A picture of Dr. Camisha Russell smiling on the University of Oregon Campus. She is standing, facing the camera, and wearing a patterned black and white blouse.
I am a feminist philosopher working in Critical Philosophy of Race with a particular strength in Bioethics and a growing interest in the relationship between Blackness and Indigeneity in (the settler colony known as) the United States.
I am an Associate Professor of Philosophy at the University of Oregon, where I not only pursues that research, but also strive for engagement, access, and inclusion in teaching, and am grateful for the opportunity to mentor excellent graduate students.
My career has been guided by an overarching desire for social justice and a specific mission of increasing the diversity of the discipline of philosophy, both in terms of its members and its areas of concern. I am also a committed philosophical pluralist and a meliorist, who believes genuinely, if naively, in working within institutions to bring about transformation.

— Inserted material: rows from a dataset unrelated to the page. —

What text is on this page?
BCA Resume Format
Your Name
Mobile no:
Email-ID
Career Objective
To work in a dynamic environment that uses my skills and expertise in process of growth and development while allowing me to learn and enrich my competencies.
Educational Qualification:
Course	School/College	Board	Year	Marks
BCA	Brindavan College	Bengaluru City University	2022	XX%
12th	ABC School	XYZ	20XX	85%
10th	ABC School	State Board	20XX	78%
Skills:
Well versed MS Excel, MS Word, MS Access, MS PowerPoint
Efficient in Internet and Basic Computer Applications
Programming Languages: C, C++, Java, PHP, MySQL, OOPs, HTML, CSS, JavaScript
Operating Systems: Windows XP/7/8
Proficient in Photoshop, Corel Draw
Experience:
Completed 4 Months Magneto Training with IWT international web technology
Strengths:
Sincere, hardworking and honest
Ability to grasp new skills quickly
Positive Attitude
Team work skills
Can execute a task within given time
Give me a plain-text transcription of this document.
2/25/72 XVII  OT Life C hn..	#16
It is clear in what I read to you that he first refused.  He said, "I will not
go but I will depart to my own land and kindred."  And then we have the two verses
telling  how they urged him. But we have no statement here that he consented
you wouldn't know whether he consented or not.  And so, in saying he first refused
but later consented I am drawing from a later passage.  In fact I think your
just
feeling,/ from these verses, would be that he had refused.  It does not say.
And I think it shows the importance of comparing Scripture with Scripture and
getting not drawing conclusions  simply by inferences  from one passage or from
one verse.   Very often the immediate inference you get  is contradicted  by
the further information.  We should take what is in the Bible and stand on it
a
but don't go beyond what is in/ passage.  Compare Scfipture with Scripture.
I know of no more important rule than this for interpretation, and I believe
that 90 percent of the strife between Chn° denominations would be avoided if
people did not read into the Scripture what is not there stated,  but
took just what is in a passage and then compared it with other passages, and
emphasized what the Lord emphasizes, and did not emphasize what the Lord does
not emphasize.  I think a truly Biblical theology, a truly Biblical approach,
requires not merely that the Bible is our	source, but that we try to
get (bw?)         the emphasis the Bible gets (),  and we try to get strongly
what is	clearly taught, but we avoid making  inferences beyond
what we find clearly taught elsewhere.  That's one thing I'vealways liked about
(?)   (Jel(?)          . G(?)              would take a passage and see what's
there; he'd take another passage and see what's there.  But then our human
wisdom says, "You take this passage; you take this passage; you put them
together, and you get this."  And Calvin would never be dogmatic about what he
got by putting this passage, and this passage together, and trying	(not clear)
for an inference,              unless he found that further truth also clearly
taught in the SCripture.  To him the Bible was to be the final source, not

My first book, The Assisted Reproduction of Race (Indiana University Press, 2018), considered the role of the race idea in practices surrounding assisted reproductive technologies and argues for the benefits of thinking of race itself as a technology. I am currently working on a co-written book, Assisted Reproductive Justice (University of California Press), that examines the fertility industry, family formation law, and other practices of assisted reproduction through a Reproductive Justice lens.